Hinzu kommt, dass die Fidelen Freunde vor genau 25 Jahren erst-und letztmals ein Dreigestirn für die Altstadt gestellt hatten, seinerzeit zum 50-jährigen Bestehen der Karnevalsgesellschaft. Johanna I. (Osterritter) fungierte damals als Jungfrau und trug das in den Vereinsfarben gehaltene gelb-blaue Kleid. Sie hielt das maßgeschneiderte Prachtstück in Ehren, bewahrte es im Kleiderschrank mottensicher auf und hat es jetzt nach 25 Jahren bereitwillig an Hans-Willi Schwarz ausgeliehen.

Änderungsarbeiten waren nicht notwendig. Johanna I. alias Johannes Osterritter, der heute dem Senat der Fidelen Freunde angehört, war vor 25 Jahren offensichtlich rank und schlank. Seine Nachfolgerin hat eine ähnlich straffe Figur: Kleid und Cape passen Hans-Willi Schwarz wie angegossen, Größe 40 im weißen Unterrrock steht kein Bäuchlein entgegen.

Blaue Pumps in 42 geben dem Outfit den letzten Schliff: Abermals ein Verdienst von Ehefrau Anja, die als Schuhverkäuferin in Bonn quasi an der Quelle sitzt. Bei den Auftritten begleitet sie stets ihren Hans-Willi/Wilhelmine, sei es, um das Rouge aufzufrischen oder ein Getränk zu reichen. Wie Anja Schwarz sind auch die Frauen von Prinz Arno I. (Wichelhoven) und Bauer Karl-Heinz I. (Kloster), die das Dreigestirn komplettieren, meistens mit von der Partie und begleiten ihre Männer auch stets auf die Bühne.

Am Freitag stattete das Königswinterer Dreigestirn den Öttemicher Jecken einen Besuch ab.
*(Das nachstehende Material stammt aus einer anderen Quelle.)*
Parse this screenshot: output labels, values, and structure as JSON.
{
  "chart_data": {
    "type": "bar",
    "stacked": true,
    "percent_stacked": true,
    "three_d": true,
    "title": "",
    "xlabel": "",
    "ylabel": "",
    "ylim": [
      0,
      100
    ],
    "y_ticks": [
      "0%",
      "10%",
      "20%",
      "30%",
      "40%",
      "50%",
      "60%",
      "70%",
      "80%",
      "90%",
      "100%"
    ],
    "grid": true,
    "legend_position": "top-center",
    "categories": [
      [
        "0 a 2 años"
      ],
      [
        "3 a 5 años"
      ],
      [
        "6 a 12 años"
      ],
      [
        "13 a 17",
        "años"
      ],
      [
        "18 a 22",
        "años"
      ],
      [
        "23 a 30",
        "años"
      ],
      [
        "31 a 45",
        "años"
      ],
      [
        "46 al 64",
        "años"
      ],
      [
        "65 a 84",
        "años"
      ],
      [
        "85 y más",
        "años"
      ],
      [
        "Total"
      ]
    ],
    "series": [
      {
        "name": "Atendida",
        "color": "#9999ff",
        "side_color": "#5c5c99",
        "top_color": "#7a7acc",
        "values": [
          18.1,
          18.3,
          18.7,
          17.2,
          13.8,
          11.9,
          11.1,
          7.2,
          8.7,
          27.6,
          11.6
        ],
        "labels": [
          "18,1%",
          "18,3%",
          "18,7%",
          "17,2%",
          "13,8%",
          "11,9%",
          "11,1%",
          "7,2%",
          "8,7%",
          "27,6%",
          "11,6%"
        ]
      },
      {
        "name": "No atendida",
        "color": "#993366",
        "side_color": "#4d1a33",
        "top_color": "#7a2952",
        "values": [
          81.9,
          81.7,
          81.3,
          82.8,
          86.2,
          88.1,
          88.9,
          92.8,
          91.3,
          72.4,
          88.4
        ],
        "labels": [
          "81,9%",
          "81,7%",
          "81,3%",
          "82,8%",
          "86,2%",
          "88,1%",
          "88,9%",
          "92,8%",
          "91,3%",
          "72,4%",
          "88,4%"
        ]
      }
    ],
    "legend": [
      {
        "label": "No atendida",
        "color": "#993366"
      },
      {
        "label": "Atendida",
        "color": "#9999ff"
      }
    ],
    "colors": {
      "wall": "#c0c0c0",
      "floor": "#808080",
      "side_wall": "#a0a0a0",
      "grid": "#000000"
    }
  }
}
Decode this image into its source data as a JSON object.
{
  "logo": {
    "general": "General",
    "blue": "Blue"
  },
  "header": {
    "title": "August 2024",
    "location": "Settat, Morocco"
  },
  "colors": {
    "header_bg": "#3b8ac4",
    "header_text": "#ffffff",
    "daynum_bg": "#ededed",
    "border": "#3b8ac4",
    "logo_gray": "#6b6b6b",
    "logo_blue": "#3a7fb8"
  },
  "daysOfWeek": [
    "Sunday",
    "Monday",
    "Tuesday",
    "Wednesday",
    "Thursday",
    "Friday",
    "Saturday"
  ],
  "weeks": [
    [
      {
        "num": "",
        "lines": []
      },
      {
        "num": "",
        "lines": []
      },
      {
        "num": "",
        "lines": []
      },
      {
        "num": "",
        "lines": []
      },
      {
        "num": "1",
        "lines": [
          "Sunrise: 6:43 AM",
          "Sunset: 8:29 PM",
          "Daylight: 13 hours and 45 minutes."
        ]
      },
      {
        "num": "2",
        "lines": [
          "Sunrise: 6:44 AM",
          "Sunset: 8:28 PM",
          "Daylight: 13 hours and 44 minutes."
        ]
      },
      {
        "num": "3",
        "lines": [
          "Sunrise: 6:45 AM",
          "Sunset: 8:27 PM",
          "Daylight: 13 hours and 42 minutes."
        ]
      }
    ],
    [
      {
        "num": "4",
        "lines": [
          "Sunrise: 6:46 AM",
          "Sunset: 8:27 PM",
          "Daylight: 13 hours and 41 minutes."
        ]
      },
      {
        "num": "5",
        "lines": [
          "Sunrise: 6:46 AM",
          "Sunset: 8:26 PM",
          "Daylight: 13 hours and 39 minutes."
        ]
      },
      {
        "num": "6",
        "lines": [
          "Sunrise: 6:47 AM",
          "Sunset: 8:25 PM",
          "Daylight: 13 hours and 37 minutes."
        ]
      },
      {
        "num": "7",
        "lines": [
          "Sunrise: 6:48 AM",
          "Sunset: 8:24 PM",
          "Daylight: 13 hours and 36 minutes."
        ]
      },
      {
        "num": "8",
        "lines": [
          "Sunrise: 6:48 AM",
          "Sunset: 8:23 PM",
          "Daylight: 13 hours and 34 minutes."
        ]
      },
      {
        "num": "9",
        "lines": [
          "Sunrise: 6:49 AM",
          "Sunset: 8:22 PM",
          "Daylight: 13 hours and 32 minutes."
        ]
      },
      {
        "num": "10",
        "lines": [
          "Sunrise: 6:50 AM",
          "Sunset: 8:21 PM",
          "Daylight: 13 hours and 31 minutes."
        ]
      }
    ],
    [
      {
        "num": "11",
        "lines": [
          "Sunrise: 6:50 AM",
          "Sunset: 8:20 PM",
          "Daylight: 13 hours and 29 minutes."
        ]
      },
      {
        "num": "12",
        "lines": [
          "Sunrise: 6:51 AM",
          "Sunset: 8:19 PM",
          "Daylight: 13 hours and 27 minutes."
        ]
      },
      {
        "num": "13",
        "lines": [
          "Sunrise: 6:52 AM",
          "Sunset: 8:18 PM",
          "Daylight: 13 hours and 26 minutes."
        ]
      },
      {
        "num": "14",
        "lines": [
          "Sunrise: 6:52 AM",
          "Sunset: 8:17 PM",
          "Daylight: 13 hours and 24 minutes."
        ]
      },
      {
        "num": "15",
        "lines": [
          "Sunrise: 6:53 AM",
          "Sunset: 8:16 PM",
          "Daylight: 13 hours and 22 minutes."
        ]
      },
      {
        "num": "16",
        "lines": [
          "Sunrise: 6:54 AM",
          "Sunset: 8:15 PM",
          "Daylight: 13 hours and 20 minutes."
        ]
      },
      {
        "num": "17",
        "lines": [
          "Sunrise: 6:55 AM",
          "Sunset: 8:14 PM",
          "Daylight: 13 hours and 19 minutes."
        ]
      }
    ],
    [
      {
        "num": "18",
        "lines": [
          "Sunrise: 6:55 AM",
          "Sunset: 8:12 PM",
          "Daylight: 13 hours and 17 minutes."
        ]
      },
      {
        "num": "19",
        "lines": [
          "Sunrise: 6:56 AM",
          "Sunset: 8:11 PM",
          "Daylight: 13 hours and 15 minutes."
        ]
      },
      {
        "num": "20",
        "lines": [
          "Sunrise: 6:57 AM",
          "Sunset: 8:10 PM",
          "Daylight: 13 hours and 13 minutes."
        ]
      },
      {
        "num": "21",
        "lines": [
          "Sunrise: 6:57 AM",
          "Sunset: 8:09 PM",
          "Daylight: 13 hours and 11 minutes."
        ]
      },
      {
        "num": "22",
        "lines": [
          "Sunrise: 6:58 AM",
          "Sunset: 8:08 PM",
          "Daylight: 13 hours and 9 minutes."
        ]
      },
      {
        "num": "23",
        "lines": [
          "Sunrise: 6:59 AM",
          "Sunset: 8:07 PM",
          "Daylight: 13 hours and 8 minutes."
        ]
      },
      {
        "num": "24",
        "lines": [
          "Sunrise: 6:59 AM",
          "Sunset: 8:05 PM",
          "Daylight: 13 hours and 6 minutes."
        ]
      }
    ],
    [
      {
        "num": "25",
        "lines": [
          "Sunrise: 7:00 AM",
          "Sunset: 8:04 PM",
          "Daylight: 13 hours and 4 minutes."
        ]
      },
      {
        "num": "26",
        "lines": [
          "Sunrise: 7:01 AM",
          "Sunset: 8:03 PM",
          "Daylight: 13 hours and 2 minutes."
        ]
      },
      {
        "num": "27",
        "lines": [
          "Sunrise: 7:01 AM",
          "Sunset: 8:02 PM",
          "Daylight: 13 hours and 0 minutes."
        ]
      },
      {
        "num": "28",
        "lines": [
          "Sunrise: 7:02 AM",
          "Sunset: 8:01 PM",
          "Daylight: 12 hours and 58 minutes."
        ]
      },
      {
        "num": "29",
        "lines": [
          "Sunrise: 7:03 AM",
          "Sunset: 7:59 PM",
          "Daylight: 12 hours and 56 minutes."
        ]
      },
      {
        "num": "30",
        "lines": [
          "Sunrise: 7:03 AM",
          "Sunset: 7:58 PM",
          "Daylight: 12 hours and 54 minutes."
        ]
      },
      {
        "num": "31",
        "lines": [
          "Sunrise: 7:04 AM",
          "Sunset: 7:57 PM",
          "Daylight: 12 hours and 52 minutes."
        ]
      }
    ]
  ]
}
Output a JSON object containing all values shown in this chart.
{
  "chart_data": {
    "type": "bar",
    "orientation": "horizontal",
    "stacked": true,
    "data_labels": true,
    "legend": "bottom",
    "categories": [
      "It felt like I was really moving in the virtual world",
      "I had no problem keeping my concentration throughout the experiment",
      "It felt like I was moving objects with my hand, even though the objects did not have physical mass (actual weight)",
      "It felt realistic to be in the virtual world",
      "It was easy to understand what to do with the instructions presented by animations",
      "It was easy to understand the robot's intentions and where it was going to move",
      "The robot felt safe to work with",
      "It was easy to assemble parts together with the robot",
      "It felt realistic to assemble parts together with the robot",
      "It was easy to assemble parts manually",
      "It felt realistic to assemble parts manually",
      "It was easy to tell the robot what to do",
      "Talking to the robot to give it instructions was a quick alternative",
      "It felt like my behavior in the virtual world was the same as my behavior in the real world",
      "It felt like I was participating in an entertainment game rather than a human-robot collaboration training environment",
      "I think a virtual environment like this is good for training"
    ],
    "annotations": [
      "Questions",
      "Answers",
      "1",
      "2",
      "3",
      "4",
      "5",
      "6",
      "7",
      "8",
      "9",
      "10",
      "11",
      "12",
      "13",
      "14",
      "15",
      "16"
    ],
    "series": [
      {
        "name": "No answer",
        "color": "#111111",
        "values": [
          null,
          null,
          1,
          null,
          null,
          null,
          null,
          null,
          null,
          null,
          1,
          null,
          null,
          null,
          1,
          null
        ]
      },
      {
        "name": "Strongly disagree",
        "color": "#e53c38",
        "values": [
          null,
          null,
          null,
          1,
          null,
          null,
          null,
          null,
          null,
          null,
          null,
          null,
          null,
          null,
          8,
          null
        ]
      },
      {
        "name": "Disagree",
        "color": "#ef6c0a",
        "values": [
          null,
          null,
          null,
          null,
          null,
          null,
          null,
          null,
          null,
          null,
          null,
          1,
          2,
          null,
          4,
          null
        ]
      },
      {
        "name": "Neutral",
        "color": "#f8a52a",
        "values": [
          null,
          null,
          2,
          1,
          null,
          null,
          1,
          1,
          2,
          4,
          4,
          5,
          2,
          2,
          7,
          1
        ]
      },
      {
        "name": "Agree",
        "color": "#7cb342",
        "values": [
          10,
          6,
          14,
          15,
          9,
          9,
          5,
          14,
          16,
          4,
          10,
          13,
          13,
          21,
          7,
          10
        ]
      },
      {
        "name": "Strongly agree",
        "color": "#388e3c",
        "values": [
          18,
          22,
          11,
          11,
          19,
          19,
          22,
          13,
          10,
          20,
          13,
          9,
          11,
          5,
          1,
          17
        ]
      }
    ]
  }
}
Nach Mitternacht war Wilhelmine I. wieder zu Hause, schminkte sich ab, trank eine Tasse Kaffee und schmierte sich ein Knäckebrot. Dann musste er als Hans-Willi Schwarz nach Dottendorf zur Großbäckerei fahren.

In der Nacht zu Samstag backte die Jungfrau dort noch einmal Puddingteilchen, Apfel- und Streuselkuchen. Jetzt hat sie zwei Wochen Urlaub, um die tollen Tage auszukosten. Mit dabei ist das ganze "Geschmölz" der KG um den Vorsitzenden Bernd Hardenberg, die überaus stolz ist auf ihr staatses Dreigestirn.

Oma Marlene Ruland und Tochter Katharina (14) stehen hinter dem jecken Treiben von Anja und Wilhelmine. Allein der heimische "Zoo" - die Familie hat 20 Hühner, zwei Kaninchen, zwei Nymphensittiche, zwei Gänse, vier Katzen und Hund Sammy - bekommt zurzeit nicht ganz soviel Zuwendung wie sonst. Die Jungfrau wird einigen vielleicht irgendwie bekannt vorkommen.

Des Rätsels Lösung: 2003/04 amtierte sie schon einmal hochrangig im Karneval. Da zückte sie statt Handspiegel das Prinzenzepter: Ehepaar Schwarz war in der Session 2003/04 Prinzenpaar in Niederdollendorf. Weil der Zoo und der Fastel~ovend ihre liebsten Hobbies sind, stehen sie jetzt abermals im jecken Rampenlicht.